No sooner than a few days after writing this post (click here) where I was whining and complaining about the added dog/pet expenses I’ve been burdened with lately, God took away my older dog, in a quick second. I guess that was to get even with me for complaining in the first place. And for being ungrateful.
When I got up this morning, before I took out my puppy to relieve herself outside, I glanced over to my older dogs bed to check in on her and it looked like she was still sleeping. So, I didn’t want to wake her and just went about my business. I had to call our electric company because it looked like they quadrupled billed us on our March electric bill. I went in to my office, with my puppy and proceeded to make my phone call. I was put on hold for at least a half-hour, which has been very common lately. We’ve been spending hours waiting on phones waiting to speak to someone in Customer Service, which due to the pandemic has fewer and fewer employees to handle the ever increasing case loads.
Hubby had taken our RV in for spring check-up and to have a warranty item repaired. When he came home, I didn’t hear him come in the house but I was just wrapping up my phone call with the electric company. Since we had so many snowstorms the meter was never properly read. It was always estimated since December. Now, with the warmer weather, they got an accurate reading. No increase to our budget payments, as of yet.

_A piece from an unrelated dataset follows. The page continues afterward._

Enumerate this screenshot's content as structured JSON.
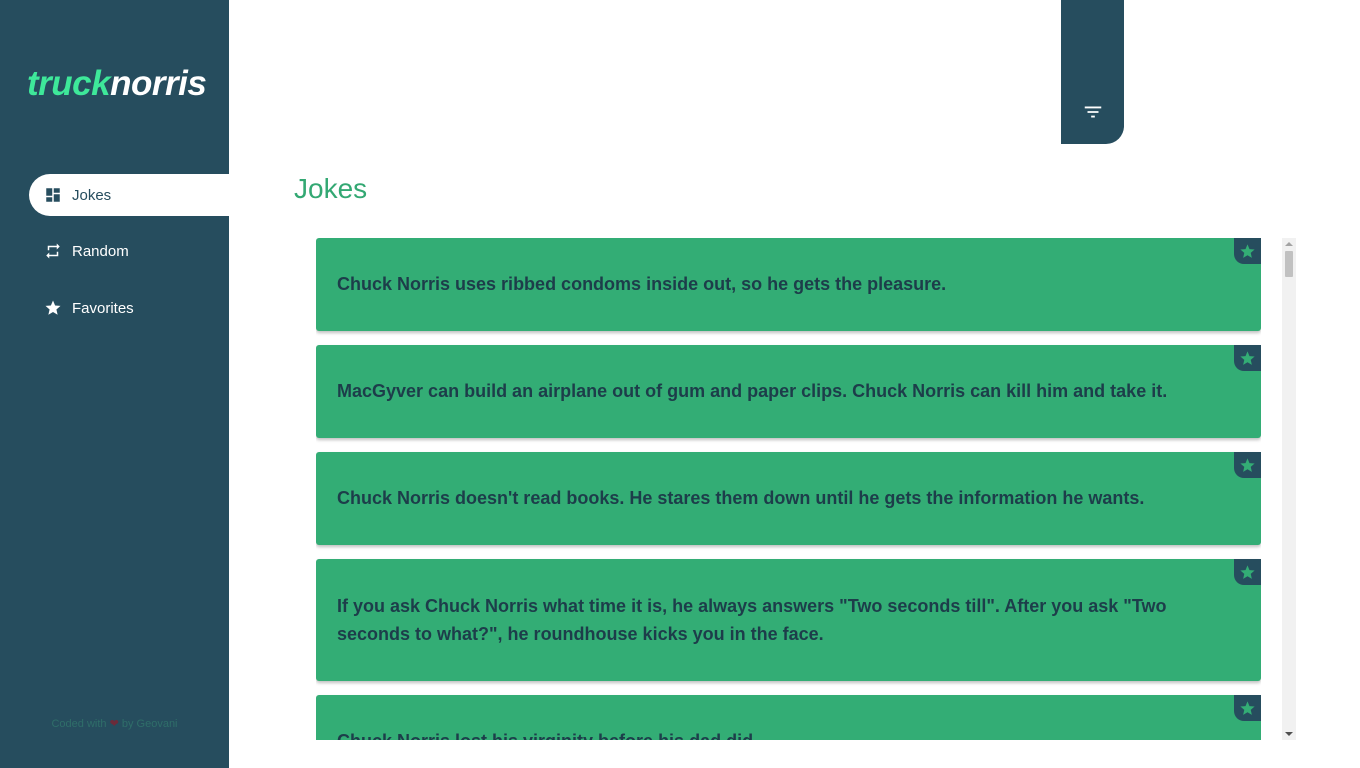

When I opened my office door, I saw a urine puddle in the middle of the kitchen floor. I knew it wasn’t the puppy because she was with me all morning long. Our big dog, Chloey was gone and the side door was open. I figured hubby was out walking the dog. She probably had to go really bad since he was gone for a very long time and I didn’t attend to her issues. I never did. Big dog was hubby’s dog. Puppy was my dog.
I cleaned up the mess. I even smelled it to see if it smelt like urine, which it did not. I thought maybe hubby spilled a glass of water or something. I opened the side door and called out to hubby but there was no reply. I figured the two had gone for one of their ‘long walks’.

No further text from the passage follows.